Lambert: Player X could be anyone. That’s the beauty of Player X. It could be LeBron James. It could even be Michael Jordan, who many thought would be the next DeShawn Stevenson. Don’t question me, Matt.
Ghost Ballers will select Xavier Silas. This is a Gregg Popovich second round move. Silas only appeared in two NBA games. He’s 29, has fresh legs, and could be loaded with potential. Or he could remain overseas and never step foot on a Big 3 court. Little is known about Xavier Silas, but I’m intrigued. I’m even starting to think he’s Player X.
Rutkowski: The ‘X’ part of his name does check out. You’re probably on to something, but I’m going to pretend you’re not.
With the last pick of the second round, 3’s Company select Earl Boykins. 3’s Company is already at a bit of a height disadvantage with Iverson, so we’re just going to roll with it. Earl Boykins is 3-foot-11, I think. That might distract people from focusing on AI’s height, which is important to do with a second round pick. Shooters are falling off the board like the pictures described in Blink 182’s hit record “Damnit.” That was a zinger of a single.
Lambert: 3’s Company opens the closing round with Allen Iverson’s best friend, Larry Hughes.
Rutkowski: That’s a brilliant choice and a brilliant fit by a brilliant person. Jeremy, I’m inspired,
I’m going with Hakim Warrick for the Ghost Ballers. There are a lot of specialty players on their team right now. Hakim seems like a good utility man. Always important to have a guy like that on the team.
Lambert: Since you ruined my Earl Boykins in the Land of Giants plan, Trilogy will select the second shortest player in the draft — Shane Heal
Rutkowski: You’ve ruined three of mine, so it’s only fair.

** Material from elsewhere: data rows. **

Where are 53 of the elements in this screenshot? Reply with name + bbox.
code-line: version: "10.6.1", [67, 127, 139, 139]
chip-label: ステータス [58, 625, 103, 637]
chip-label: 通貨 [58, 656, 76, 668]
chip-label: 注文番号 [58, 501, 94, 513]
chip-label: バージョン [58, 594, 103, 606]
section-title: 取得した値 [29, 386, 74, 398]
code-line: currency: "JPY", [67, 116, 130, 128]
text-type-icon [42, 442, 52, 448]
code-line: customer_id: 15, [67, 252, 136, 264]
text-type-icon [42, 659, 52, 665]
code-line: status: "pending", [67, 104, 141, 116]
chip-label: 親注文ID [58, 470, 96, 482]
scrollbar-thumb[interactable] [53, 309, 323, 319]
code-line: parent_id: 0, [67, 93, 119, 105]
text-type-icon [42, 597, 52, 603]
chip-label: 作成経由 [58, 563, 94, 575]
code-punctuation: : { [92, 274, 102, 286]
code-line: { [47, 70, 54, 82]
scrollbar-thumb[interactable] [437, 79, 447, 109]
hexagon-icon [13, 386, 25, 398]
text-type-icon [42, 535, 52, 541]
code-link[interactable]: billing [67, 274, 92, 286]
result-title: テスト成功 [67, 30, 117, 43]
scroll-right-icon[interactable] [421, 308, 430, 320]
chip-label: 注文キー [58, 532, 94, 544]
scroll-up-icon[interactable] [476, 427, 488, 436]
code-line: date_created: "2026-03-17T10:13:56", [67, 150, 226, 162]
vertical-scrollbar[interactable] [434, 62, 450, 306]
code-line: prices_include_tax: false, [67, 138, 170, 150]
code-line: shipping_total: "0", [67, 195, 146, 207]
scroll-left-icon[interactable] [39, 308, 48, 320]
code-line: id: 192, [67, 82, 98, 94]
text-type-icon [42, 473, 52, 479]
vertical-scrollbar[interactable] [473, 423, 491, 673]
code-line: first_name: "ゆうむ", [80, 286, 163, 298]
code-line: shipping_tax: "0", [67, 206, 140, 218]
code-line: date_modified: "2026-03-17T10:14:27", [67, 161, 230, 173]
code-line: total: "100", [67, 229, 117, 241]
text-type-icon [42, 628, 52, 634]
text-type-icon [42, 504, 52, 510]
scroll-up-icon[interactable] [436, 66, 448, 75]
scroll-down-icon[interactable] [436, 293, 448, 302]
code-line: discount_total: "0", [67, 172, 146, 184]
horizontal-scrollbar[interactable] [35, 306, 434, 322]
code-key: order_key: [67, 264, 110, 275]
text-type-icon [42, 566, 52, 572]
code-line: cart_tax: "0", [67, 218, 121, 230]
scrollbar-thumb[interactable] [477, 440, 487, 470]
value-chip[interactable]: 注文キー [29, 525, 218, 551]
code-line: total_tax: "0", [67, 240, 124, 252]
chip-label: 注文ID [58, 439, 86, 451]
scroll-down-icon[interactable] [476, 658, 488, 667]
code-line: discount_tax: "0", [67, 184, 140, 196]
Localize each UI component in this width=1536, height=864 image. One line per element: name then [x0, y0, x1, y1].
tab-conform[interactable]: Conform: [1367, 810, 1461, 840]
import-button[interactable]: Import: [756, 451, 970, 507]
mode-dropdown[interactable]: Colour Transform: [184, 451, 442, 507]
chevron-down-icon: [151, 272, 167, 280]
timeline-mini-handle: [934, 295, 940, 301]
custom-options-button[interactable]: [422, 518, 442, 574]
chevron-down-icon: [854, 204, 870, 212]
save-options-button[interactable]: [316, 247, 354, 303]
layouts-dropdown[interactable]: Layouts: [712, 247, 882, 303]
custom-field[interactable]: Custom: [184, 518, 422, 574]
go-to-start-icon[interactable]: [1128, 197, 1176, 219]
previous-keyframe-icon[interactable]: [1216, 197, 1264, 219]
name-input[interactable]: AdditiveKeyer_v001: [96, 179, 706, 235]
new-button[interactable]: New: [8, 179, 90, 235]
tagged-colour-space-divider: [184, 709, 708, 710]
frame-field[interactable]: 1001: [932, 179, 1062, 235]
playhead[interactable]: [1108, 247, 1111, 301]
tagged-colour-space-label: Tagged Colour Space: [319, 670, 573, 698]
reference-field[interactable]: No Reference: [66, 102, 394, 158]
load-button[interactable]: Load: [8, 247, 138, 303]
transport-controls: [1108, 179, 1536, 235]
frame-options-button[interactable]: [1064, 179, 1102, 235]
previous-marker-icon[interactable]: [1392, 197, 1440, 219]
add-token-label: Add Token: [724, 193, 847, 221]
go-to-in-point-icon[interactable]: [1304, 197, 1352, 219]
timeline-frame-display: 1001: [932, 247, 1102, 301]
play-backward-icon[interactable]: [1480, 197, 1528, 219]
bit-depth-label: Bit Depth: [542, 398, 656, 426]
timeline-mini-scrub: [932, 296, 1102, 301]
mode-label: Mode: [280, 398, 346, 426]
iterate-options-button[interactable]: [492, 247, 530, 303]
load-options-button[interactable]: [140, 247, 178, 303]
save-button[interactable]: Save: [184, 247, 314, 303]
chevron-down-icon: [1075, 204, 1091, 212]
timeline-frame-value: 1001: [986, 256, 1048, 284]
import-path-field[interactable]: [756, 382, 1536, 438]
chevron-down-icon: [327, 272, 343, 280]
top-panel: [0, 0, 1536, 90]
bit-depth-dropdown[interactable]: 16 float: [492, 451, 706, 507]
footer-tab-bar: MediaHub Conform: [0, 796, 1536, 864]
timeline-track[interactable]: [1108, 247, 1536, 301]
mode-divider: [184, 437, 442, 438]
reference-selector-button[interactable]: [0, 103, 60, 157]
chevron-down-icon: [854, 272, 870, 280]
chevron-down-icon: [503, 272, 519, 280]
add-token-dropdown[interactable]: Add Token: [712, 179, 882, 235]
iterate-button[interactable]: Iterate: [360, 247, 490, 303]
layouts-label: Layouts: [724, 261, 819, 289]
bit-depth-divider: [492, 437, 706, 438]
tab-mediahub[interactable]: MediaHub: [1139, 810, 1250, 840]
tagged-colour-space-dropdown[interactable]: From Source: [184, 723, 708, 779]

This plan panned out though. Kobe Bryant and the Ball Hogs select Smush Parker!
Lambert: The Three-Headed Monsters select Mike Sweetney. Combined with Jason Williams to take the form of Sweet Chocolate.
Rutkowski: You’re not making a team any more. You’re making art. The Killer 3’s select Jamario Moon on the off chance he’s capable of helping Jermaine O’Neal turn into a werewolf.

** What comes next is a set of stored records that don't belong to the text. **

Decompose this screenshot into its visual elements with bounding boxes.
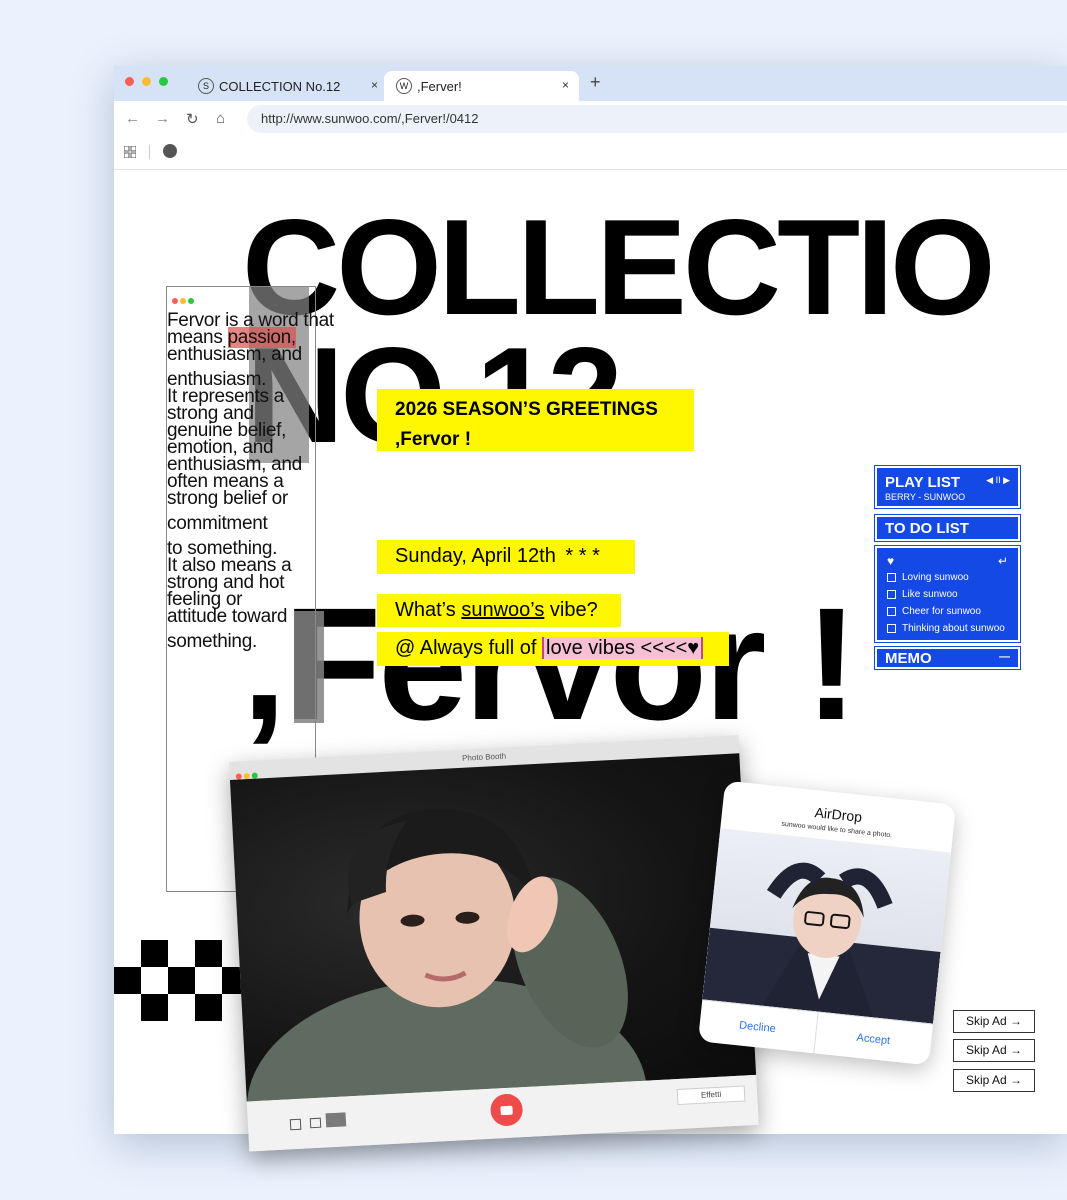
answer-text: @ Always full of xyxy=(395,637,543,659)
reload-icon[interactable]: ↻ xyxy=(186,110,199,128)
divider xyxy=(149,145,150,159)
todo-widget: ♥ ↵ Loving sunwoo Like sunwoo Cheer for … xyxy=(875,546,1020,642)
date-stars: * * * xyxy=(565,545,600,567)
playlist-track: BERRY - SUNWOO xyxy=(885,492,966,502)
todo-label: Like sunwoo xyxy=(902,589,958,600)
definition-part: commitment xyxy=(167,513,268,534)
season-title: 2026 SEASON’S GREETINGS xyxy=(395,399,658,420)
selected-text[interactable]: love vibes <<<<♥ xyxy=(542,637,704,659)
definition-part: It represents a strong and genuine belie… xyxy=(167,386,302,509)
tab-collection[interactable]: S COLLECTION No.12 × xyxy=(192,71,388,101)
tab-label: ,Ferver! xyxy=(417,78,462,94)
nav-bar: ← → ↻ ⌂ http://www.sunwoo.com/,Ferver!/0… xyxy=(114,101,1067,137)
tab-favicon-icon: W xyxy=(396,78,412,94)
minimize-window-button[interactable] xyxy=(142,77,151,86)
video-camera-icon xyxy=(500,1105,513,1115)
bookmarks-bar xyxy=(114,137,1067,170)
effects-button[interactable]: Effetti xyxy=(676,1085,746,1105)
definition-part: It also means a strong and hot feeling o… xyxy=(167,555,292,627)
address-bar[interactable]: http://www.sunwoo.com/,Ferver!/0412 xyxy=(247,105,1067,133)
vibe-question-label: What’s sunwoo’s vibe? xyxy=(377,594,621,627)
playlist-widget[interactable]: PLAY LIST BERRY - SUNWOO ◀ II ▶ xyxy=(875,466,1020,508)
question-text: vibe? xyxy=(544,599,598,621)
close-window-button[interactable] xyxy=(125,77,134,86)
todo-item[interactable]: Cheer for sunwoo xyxy=(887,606,1008,617)
tab-close-icon[interactable]: × xyxy=(371,78,378,92)
new-tab-button[interactable]: + xyxy=(590,72,601,93)
season-greetings-label: 2026 SEASON’S GREETINGS ,Fervor ! xyxy=(377,389,694,451)
maximize-dot-icon[interactable] xyxy=(188,298,194,304)
tab-close-icon[interactable]: × xyxy=(562,78,569,92)
todo-title: TO DO LIST xyxy=(885,520,969,537)
tab-bar: S COLLECTION No.12 × W ,Ferver! × + xyxy=(114,66,1067,101)
definition-text: Fervor is a word that means passion, ent… xyxy=(167,311,342,652)
todo-label: Cheer for sunwoo xyxy=(902,606,981,617)
person-photo xyxy=(247,809,647,1102)
playback-controls[interactable]: ◀ II ▶ xyxy=(986,475,1010,486)
date-text: Sunday, April 12th xyxy=(395,545,556,567)
tab-favicon-icon: S xyxy=(198,78,214,94)
close-dot-icon[interactable] xyxy=(172,298,178,304)
home-icon[interactable]: ⌂ xyxy=(216,110,225,127)
airdrop-photo xyxy=(702,828,952,1024)
sunwoo-link[interactable]: sunwoo’s xyxy=(461,599,544,621)
heart-icon: ♥ xyxy=(887,554,895,568)
person-photo xyxy=(702,862,941,1024)
todo-item[interactable]: Loving sunwoo xyxy=(887,572,1008,583)
tab-label: COLLECTION No.12 xyxy=(219,78,341,94)
memo-widget[interactable]: MEMO — xyxy=(875,647,1020,669)
collection-heading: COLLECTIO xyxy=(242,191,996,343)
single-view-icon[interactable] xyxy=(309,1117,322,1129)
vibe-answer-label: @ Always full of love vibes <<<<♥ xyxy=(377,632,729,666)
record-button[interactable] xyxy=(489,1093,524,1127)
airdrop-dialog: AirDrop sunwoo would like to share a pho… xyxy=(697,780,957,1066)
heart-icon: ♥ xyxy=(687,637,700,659)
apps-grid-icon[interactable] xyxy=(123,145,137,159)
skip-ad-button[interactable]: Skip Ad → xyxy=(953,1010,1035,1033)
tab-fervor[interactable]: W ,Ferver! × xyxy=(384,71,579,101)
enter-icon[interactable]: ↵ xyxy=(998,554,1008,568)
todo-item[interactable]: Thinking about sunwoo xyxy=(887,623,1008,634)
photo-booth-window: Photo Booth Effetti xyxy=(229,735,759,1152)
minimize-icon[interactable]: — xyxy=(999,651,1010,663)
checkbox[interactable] xyxy=(887,607,896,616)
todo-header[interactable]: TO DO LIST xyxy=(875,515,1020,541)
forward-arrow-icon[interactable]: → xyxy=(155,110,170,127)
globe-icon[interactable] xyxy=(163,144,177,158)
checkbox[interactable] xyxy=(887,624,896,633)
maximize-window-button[interactable] xyxy=(159,77,168,86)
season-subtitle: ,Fervor ! xyxy=(395,429,472,450)
definition-part: enthusiasm, and xyxy=(167,344,302,365)
camera-preview xyxy=(229,753,757,1102)
checkbox[interactable] xyxy=(887,590,896,599)
back-arrow-icon[interactable]: ← xyxy=(125,110,140,127)
selected-text-content: love vibes <<<< xyxy=(546,637,688,659)
skip-ad-button[interactable]: Skip Ad → xyxy=(953,1039,1035,1062)
todo-label: Loving sunwoo xyxy=(902,572,969,583)
filmstrip-icon[interactable] xyxy=(325,1112,347,1128)
definition-part: something. xyxy=(167,631,257,652)
question-text: What’s xyxy=(395,599,462,621)
date-label: Sunday, April 12th * * * xyxy=(377,540,635,574)
memo-title: MEMO xyxy=(885,650,932,667)
todo-label: Thinking about sunwoo xyxy=(902,623,1005,634)
todo-item[interactable]: Like sunwoo xyxy=(887,589,1008,600)
window-controls xyxy=(172,291,196,309)
grid-view-icon[interactable] xyxy=(289,1118,302,1131)
skip-ad-button[interactable]: Skip Ad → xyxy=(953,1069,1035,1092)
minimize-dot-icon[interactable] xyxy=(180,298,186,304)
checkbox[interactable] xyxy=(887,573,896,582)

Lambert: I like this theory and wish to subscribe to your newsletter. Power will end their draft by selecting Ndudi Ebi. Ndudi means life and Ebi means shrimp. This is important information.

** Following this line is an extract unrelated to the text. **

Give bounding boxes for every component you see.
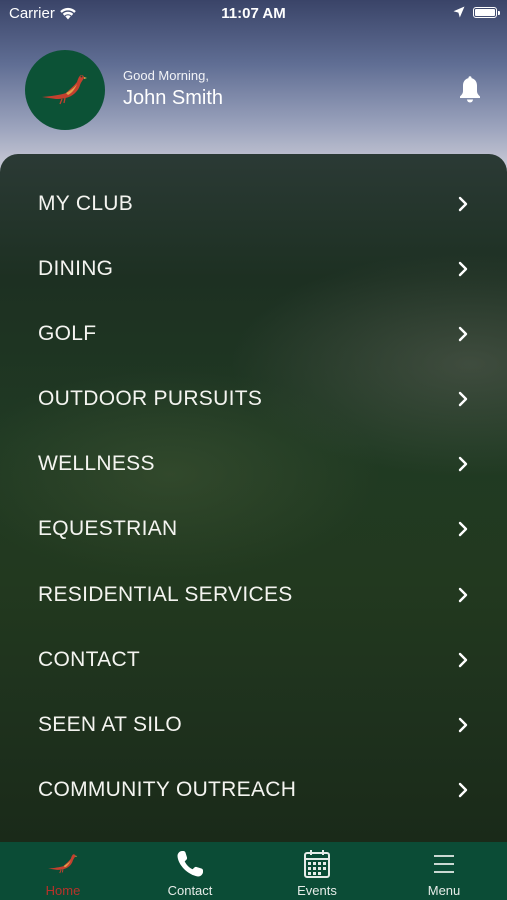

Rutkowski: With the Isaiah Thomas pick in the BIG3 draft, Tri-State selects this block and the person that did it — Ivan Johnson.
That fills out the rosters entirely leaving a few free agents floating about. Let’s take a quick look at those.
Any predictions? Any favorites? Any chance anyone stops 3’s Company?
Lambert: I think the league comes down to Player X. If it’s someone the caliber of Iverson, they could be a threat. I also like the Three-Headed Monsters. A lot of spacing on that team and a willing passer. Killer 3’s may beat everyone up. Honestly, all of these teams are intriguing for one reason or another. Except Power. I blame their team name for that, though. Can we skip past the NBA Playoffs and get into BIG3 season?
Rutkowski: I’m down for anything that let’s me fast forward to watching Charles Oakley playing basketball again. Tri-State would have some pain potential along with Killer 3’s. Ghost Ballers would be streaky and dangerous for that reason. I’d put Trilogy on Power’s level as far as danger goes. Then again, just some solid play from solid players might be enough to win. Who knows what version of these players we’ll get? Maybe one of them will have a team of solid old-man rec-league strength and that will just batter the flashier teams into submission. Trilogy and Power might have the best chance to do that. I don’t know.
Next: Which NBA players can help you survive the zombie apocalypse?
Regardless, if we don’t like any of these teams’ makeup it’s our fault because we put them together. For that reason, I’m going to say all these teams are equally amazing. Best of luck out there. Do your GM’s proud.
This was fun. Let’s draft Pokemon next.